Jeremiah had urged King Zedekiah to negotiate a truce with Babylon, Hananiah the false prophet claimed God had told him that the Lord would “break the yoke of the king of Babylon”.
Which message was more popular? Hananiah’s. Which message was of God? Jeremiah’s.
And so it is even to this day, the Word of God continues to be unpopular with the world at large, and Rev Andrew Irvine is following in the footsteps of Hananiah.
He is, in the words given to the prophet Isaiah by God, saying the “smooth things”.
Isaiah 30:9-10: “That this is a rebellious people, lying children, children that will not hear the law of the Lord: Which say to the seers, See not; and to the prophets, Prophesy not unto us right things, speak unto us smooth things, prophesy deceits:”
Ecumenical events are nothing other than deceits and we ought to stay well clear of any such event.
Likewise, any supposedly Protestant minister engaging in such is guilty of taking part in the deception.

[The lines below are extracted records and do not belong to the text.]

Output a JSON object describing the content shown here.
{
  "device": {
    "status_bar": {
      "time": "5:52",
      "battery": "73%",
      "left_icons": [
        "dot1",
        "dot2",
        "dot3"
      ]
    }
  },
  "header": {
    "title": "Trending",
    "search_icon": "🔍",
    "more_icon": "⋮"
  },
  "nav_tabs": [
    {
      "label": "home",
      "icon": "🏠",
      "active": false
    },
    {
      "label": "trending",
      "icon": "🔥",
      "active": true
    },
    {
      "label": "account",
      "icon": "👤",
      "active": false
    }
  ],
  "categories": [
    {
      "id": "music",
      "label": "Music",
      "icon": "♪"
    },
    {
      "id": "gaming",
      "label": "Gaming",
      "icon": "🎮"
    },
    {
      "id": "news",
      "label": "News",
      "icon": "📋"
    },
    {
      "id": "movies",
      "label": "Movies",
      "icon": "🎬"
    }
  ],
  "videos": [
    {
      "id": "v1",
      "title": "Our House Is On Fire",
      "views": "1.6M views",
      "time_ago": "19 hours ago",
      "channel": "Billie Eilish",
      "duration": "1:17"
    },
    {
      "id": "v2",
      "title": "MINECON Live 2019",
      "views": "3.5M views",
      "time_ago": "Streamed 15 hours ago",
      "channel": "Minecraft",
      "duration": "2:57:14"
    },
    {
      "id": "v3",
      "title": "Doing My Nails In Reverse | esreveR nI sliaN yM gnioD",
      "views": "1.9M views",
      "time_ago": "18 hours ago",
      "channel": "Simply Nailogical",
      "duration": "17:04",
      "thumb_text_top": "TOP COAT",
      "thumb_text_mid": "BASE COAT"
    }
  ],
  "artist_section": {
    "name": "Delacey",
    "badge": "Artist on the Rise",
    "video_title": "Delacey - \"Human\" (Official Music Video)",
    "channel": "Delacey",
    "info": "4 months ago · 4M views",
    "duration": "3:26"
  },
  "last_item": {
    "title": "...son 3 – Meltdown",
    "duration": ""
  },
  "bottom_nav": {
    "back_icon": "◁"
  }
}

It is unsurprising to see Rev Andrew Irvine taking this approach when you consider who is his boss, as it were, in the East Belfast Mission, Rev Brian Anderson (pictured, below), the President of the Irish Council of Churches.
On the East Belfast Mission’s own website, the Irish Council of Churches is called the “main ecumenical body in Ireland”, showing very clearly how the East Belfast Mission is avowedly tied up with Rome.
Let us be determined to oppose all form of ecumenical meetings and be unafraid to stand up against any who are eager to betray their Protestant heritage by mingling with the errors of Rome.
Ephesians 5:11: “And have no fellowship with the unfruitful works of darkness, but rather reprove them.”